Exercise 14: Double Linked Lists

The previous exercise may have taken you quite a while to complete since you have to figure out how to make a single linked list work. Hopefully, the video gave you enough information to complete the exercise and also showed you exactly how to do an audit of your code. In this exercise you're going to implement the better version of linked lists called DoubleLinkedList.

In the SingleLinkedList you should have realized that any operation involving the end of the list has to travel through each node until it gets to the end. A SingleLinkedList is only efficient from the front of the list where you can easily change the next pointer. The shift and unshift operations are fast, but pop and push cost you as the list gets bigger. You might be able to speed this up by keeping a reference to the next-to-last element, but then what if you want to replace that element? Again, you'll have to go through all of the elements to find this one. You can get some speed improvements with a few minor changes like this, but a better solution is to simply change the structure to make it easier to work from any position.

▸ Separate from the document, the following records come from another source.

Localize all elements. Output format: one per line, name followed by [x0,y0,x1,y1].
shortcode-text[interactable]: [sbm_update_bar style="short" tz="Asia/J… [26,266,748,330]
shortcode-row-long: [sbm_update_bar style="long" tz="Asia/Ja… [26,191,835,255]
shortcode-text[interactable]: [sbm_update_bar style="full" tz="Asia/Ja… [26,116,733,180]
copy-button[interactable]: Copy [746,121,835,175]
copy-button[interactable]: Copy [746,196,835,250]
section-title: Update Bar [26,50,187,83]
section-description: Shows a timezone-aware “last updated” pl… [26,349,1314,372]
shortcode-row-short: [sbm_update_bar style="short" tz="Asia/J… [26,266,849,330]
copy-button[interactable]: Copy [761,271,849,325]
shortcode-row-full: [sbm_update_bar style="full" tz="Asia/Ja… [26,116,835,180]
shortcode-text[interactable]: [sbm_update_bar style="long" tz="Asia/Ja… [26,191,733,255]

The DoubleLinkedList is nearly the same as the SingleLinkedList except it also has a prev (for previous) link to the DoubleLinkedListNode that comes before it. One extra pointer per node and suddenly many of the operations become much easier. You can also easily add a pointer to the end in the DoubleLinkedList so you have direct access to both the beginning and the end. This makes push and pop efficient again since you can access the end directly and use the node.prev pointer to get the previous node.